7. A device for detecting Android cryptographic misuse based on graph structure code slicing, characterized in that, include: The reverse engineering module is used to perform reverse engineering on the Android application to be tested and obtain its source code. The graph structure slicing module is used to obtain the source code program dependency graph of an Android application and perform graph structure slicing to obtain candidate graph structured code slices for encryption misuse. The graph information representation module is used to represent the structured code slices of candidate graphs for cryptographic misuse, and to represent their graph information as a dataset for neural network model learning. The model training module is used to train neural network models using datasets. The misuse detection module is used to detect Android applications using a trained neural network model and output cryptographic misuse results. The process by which the graph structure slicing module obtains the source code program dependency graph of the Android application and performs graph structure slicing is as follows: Analyze the control flow and data flow of the program source code to obtain a program dependency graph based on functions in the source code. Specifically, first construct the source code control flow graph, then analyze the control dependency relationship and data dependency relationship between nodes respectively. Based on the control flow graph, remove the original control flow edges and add data dependency edges and new control flow edges to obtain a program dependency graph based on functions. If the code statements corresponding to the nodes in the program dependency graph conform to the syntax features of cryptographic algorithms, they are identified as candidate encryption misuse nodes. The program slicing technique is used to separate candidate encryption misuse nodes from the program dependency graph, and based on the candidate encryption misuse nodes, nodes and corresponding edges that have data dependency or control dependency relationships with the candidate nodes are extracted from the program dependency graph to form a structured code slice of the encryption misuse candidate graph; If a node in the structured code slice of the candidate cryptographic misuse graph contains a cryptographic misuse, the slice to which the node belongs is marked as a code slice with cryptographic misuse.

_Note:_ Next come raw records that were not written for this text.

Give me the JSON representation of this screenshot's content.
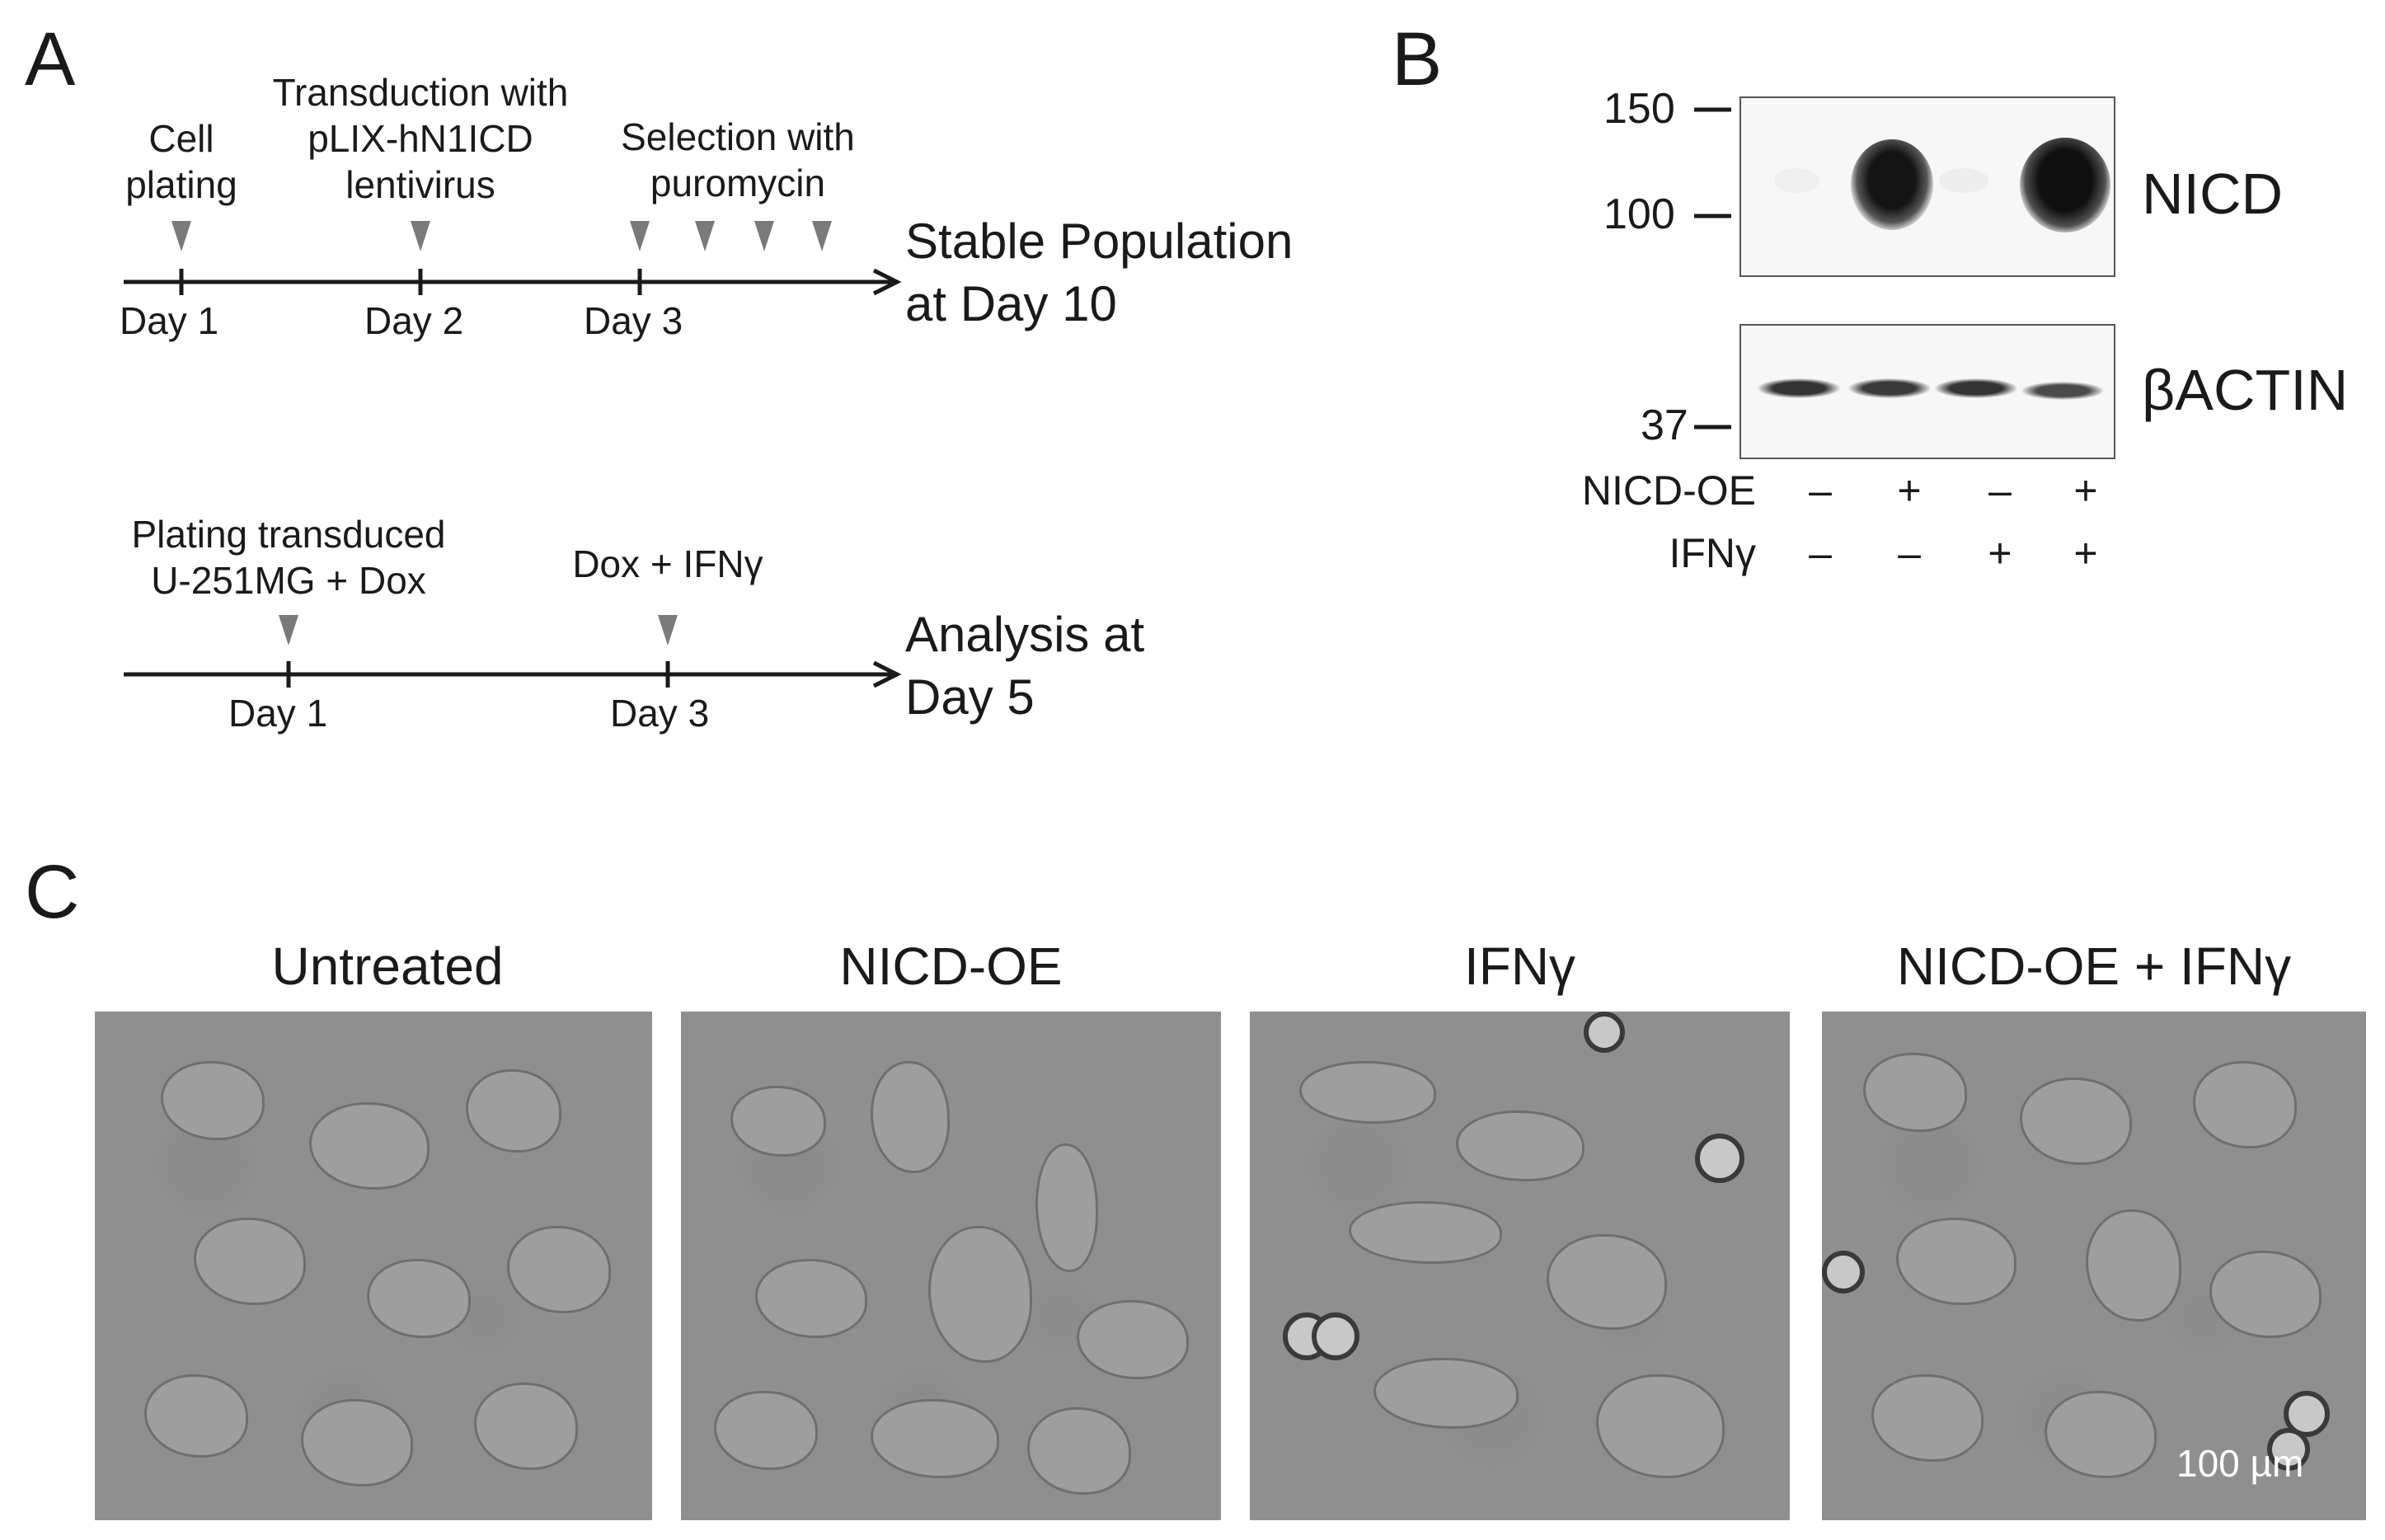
{
  "panels": {
    "a": "A",
    "b": "B",
    "c": "C"
  },
  "timeline1": {
    "events": [
      "Cell\nplating",
      "Transduction with\npLIX-hN1ICD\nlentivirus",
      "Selection with\npuromycin"
    ],
    "days": [
      "Day 1",
      "Day 2",
      "Day 3"
    ],
    "end_label": "Stable Population\nat Day 10"
  },
  "timeline2": {
    "events": [
      "Plating transduced\nU-251MG + Dox",
      "Dox + IFNγ"
    ],
    "days": [
      "Day 1",
      "Day 3"
    ],
    "end_label": "Analysis at\nDay 5"
  },
  "blot": {
    "mw_markers": [
      "150",
      "100",
      "37"
    ],
    "proteins": [
      "NICD",
      "βACTIN"
    ],
    "conditions": [
      {
        "label": "NICD-OE",
        "signs": [
          "–",
          "+",
          "–",
          "+"
        ]
      },
      {
        "label": "IFNγ",
        "signs": [
          "–",
          "–",
          "+",
          "+"
        ]
      }
    ]
  },
  "micrographs": {
    "titles": [
      "Untreated",
      "NICD-OE",
      "IFNγ",
      "NICD-OE + IFNγ"
    ],
    "scale_bar": "100 µm"
  },
  "colors": {
    "arrowhead": "#7a7a7a",
    "line": "#1a1a1a",
    "micro_bg": "#8f8f8f"
  }
}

8. A computer device, characterized in that, The device includes a processor, a memory, and a bus. The memory stores machine-readable instructions executable by the processor. When the computer device is running, the processor communicates with the memory via the bus, and the processor executes the machine-readable instructions to perform the steps of the method for detecting Android cryptographic misuse based on graph structure code slicing as described in any one of claims 1-6.
9. A storage medium, characterized in that, The storage medium stores a computer program that, when executed by a processor, performs the steps of the method for detecting Android cryptographic misuse based on graph structure code slicing as described in any one of claims 1-6.